Glocken für den Krieg

Pfarrerin Margot Runge | Foto: privat

Kommentar von Margot Runge

Wenn abends um sechs die Glocken läuteten, mussten wir heimkommen. Läutete es nachmittags, wussten wir: Jemand wird beerdigt. Läuten Glocken zur Taufe, Konfirmation, Hochzeit und am Grab, teilen sie die schönen und die schweren Stunden einem ganzen Ort mit.
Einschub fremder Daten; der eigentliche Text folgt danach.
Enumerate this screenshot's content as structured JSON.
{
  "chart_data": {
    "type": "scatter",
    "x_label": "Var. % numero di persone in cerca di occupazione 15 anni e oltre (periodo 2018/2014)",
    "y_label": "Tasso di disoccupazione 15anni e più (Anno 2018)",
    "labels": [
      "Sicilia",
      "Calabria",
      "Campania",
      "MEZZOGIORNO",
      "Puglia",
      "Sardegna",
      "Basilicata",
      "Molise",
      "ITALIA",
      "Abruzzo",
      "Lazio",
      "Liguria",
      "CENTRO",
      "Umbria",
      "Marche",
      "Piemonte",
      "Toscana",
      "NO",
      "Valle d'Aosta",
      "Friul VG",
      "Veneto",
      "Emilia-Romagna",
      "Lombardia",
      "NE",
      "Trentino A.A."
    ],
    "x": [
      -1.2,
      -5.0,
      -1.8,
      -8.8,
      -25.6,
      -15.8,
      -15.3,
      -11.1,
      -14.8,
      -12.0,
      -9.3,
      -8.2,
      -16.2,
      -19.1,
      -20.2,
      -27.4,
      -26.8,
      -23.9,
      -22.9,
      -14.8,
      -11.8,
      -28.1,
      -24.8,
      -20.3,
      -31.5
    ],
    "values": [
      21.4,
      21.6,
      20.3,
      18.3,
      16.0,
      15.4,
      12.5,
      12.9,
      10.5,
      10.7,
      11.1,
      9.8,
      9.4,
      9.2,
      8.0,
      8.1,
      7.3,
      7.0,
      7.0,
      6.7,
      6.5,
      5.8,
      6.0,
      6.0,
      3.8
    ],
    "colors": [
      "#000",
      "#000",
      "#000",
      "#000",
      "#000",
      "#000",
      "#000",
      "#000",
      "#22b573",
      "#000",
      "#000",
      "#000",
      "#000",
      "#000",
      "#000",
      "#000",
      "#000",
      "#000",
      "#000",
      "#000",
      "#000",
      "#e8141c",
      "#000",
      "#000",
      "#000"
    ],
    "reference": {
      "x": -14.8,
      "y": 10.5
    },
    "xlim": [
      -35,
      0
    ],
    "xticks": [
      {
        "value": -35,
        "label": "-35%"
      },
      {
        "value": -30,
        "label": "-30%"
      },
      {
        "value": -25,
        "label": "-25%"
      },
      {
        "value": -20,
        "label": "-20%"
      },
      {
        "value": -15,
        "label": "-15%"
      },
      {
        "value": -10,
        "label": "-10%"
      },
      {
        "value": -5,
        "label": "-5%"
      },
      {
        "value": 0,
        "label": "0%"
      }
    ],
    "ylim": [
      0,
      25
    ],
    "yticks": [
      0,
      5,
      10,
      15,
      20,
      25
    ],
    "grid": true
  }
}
Umgekehrt nehmen sie einzelne Menschen in das hinein, was alle betrifft: Frieden und Krieg, Feuer, Gefahr und Befreiung. Glockenguss und Glockenweihe sind große Feste. Zerspringt umgekehrt eine Glocke, ist das beklemmend. Wird sie abgenommen und zerschlagen, kann auch im Inneren der Menschen etwas kaputtgehen.
Im Ersten Weltkrieg wurden in ganz Deutschland Glocken von den Kirchtürmen genommen, auf Glockenfriedhöfen gesammelt und dann eingeschmolzen. Die wenigsten kamen zurück. Viele der Verschonten fielen dem Zweiten Weltkrieg zum Opfer. Wenn sie zuvor zu Gottesdiensten, zu Freude und Leid der Menschen gerufen hatten, wurden sie nun zu todbringenden Waffen, zu Kanonen, Gewehren und Munition. Vielleicht wurde aus einer Glocke sogar jene Kugel, die das Leben auslöschte, das sie einstmals am Taufbecken eingeläutet hatte.
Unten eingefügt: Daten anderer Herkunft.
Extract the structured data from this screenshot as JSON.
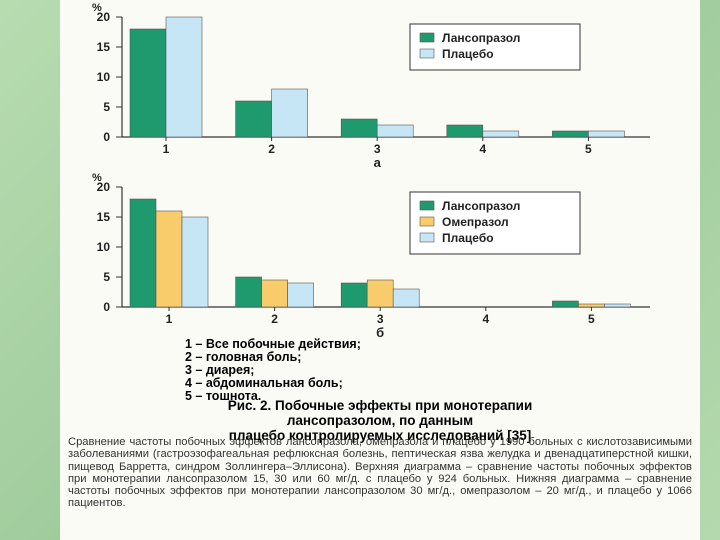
{
  "chart_data": [
    {
      "type": "bar",
      "ylabel": "%",
      "ylim": [
        0,
        20
      ],
      "yticks": [
        0,
        5,
        10,
        15,
        20
      ],
      "categories": [
        "1",
        "2",
        "3",
        "4",
        "5"
      ],
      "xlabel": "а",
      "series": [
        {
          "name": "Лансопразол",
          "color": "#1f9a6f",
          "values": [
            18,
            6,
            3,
            2,
            1
          ]
        },
        {
          "name": "Плацебо",
          "color": "#c6e6f5",
          "values": [
            20,
            8,
            2,
            1,
            1
          ]
        }
      ],
      "legend_position": "top-right"
    },
    {
      "type": "bar",
      "ylabel": "%",
      "ylim": [
        0,
        20
      ],
      "yticks": [
        0,
        5,
        10,
        15,
        20
      ],
      "categories": [
        "1",
        "2",
        "3",
        "4",
        "5"
      ],
      "xlabel": "б",
      "series": [
        {
          "name": "Лансопразол",
          "color": "#1f9a6f",
          "values": [
            18,
            5,
            4,
            0,
            1
          ]
        },
        {
          "name": "Омепразол",
          "color": "#f9cc6b",
          "values": [
            16,
            4.5,
            4.5,
            0,
            0.5
          ]
        },
        {
          "name": "Плацебо",
          "color": "#c6e6f5",
          "values": [
            15,
            4,
            3,
            0,
            0.5
          ]
        }
      ],
      "legend_position": "top-right"
    }
  ],
  "legend_items": [
    "1 – Все побочные действия;",
    "2 – головная боль;",
    "3 – диарея;",
    "4 – абдоминальная боль;",
    "5 – тошнота."
  ],
  "figure_title": {
    "line1": "Рис. 2. Побочные эффекты при монотерапии",
    "line2": "лансопразолом, по данным",
    "line3": "плацебо контролируемых исследований [35]"
  },
  "figure_description": "Сравнение частоты побочных эффектов лансопразола, омепразола и плацебо у 1990 больных с кислотозависимыми заболеваниями (гастроэзофагеальная рефлюксная болезнь, пептическая язва желудка и двенадцатиперстной кишки, пищевод Барретта, синдром Золлингера–Эллисона). Верхняя диаграмма – сравнение частоты побочных эффектов при монотерапии лансопразолом 15, 30 или 60 мг/д. с плацебо у 924 больных. Нижняя диаграмма – сравнение частоты побочных эффектов при монотерапии лансопразолом 30 мг/д., омепразолом – 20 мг/д., и плацебо у 1066 пациентов."
}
Was den Menschen helfen und ihnen das Leben erleichtern und schön machen soll, wird dazu verwendet, sie zu verletzen, zu unterdrücken, zu foltern und zu töten. Das passiert immer wieder, auch heute. Glocken zu Kanonen.
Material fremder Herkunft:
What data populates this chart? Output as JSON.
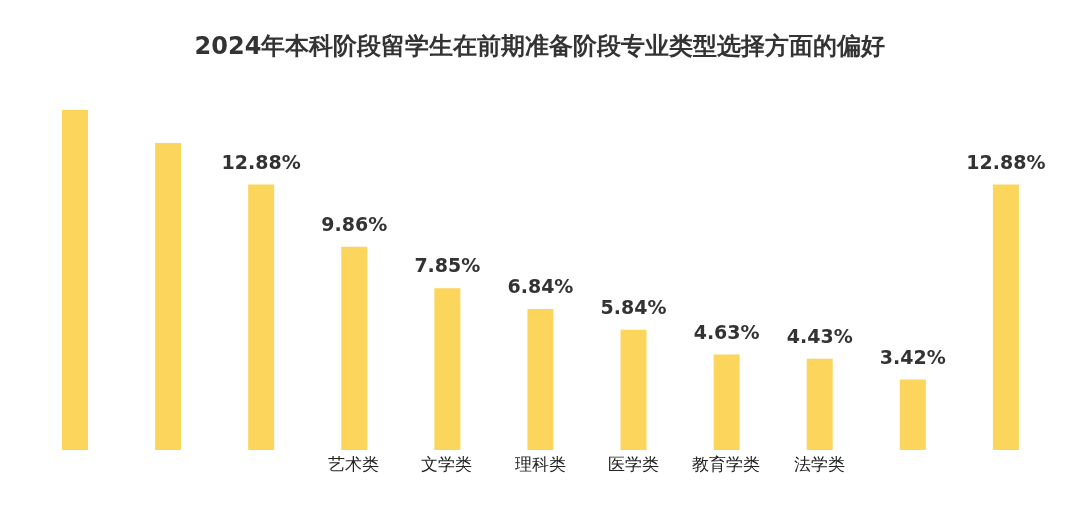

Die Bibel träumt umgekehrt. Es wird gelingen, dass die Menschen Schwerter zu Pflugscharen, Spieße zu Winzermessern schmieden – und nicht umgekehrt. Die Glocken unserer Kirchen rufen zum Gebet. Sie läuten die Liebe ein. Sie läuten gegen den Tod an. Sie mahnen für Menschenrechte. So loben sie Gott.

Die Autorin ist Pfarrerin in Sangerhausen.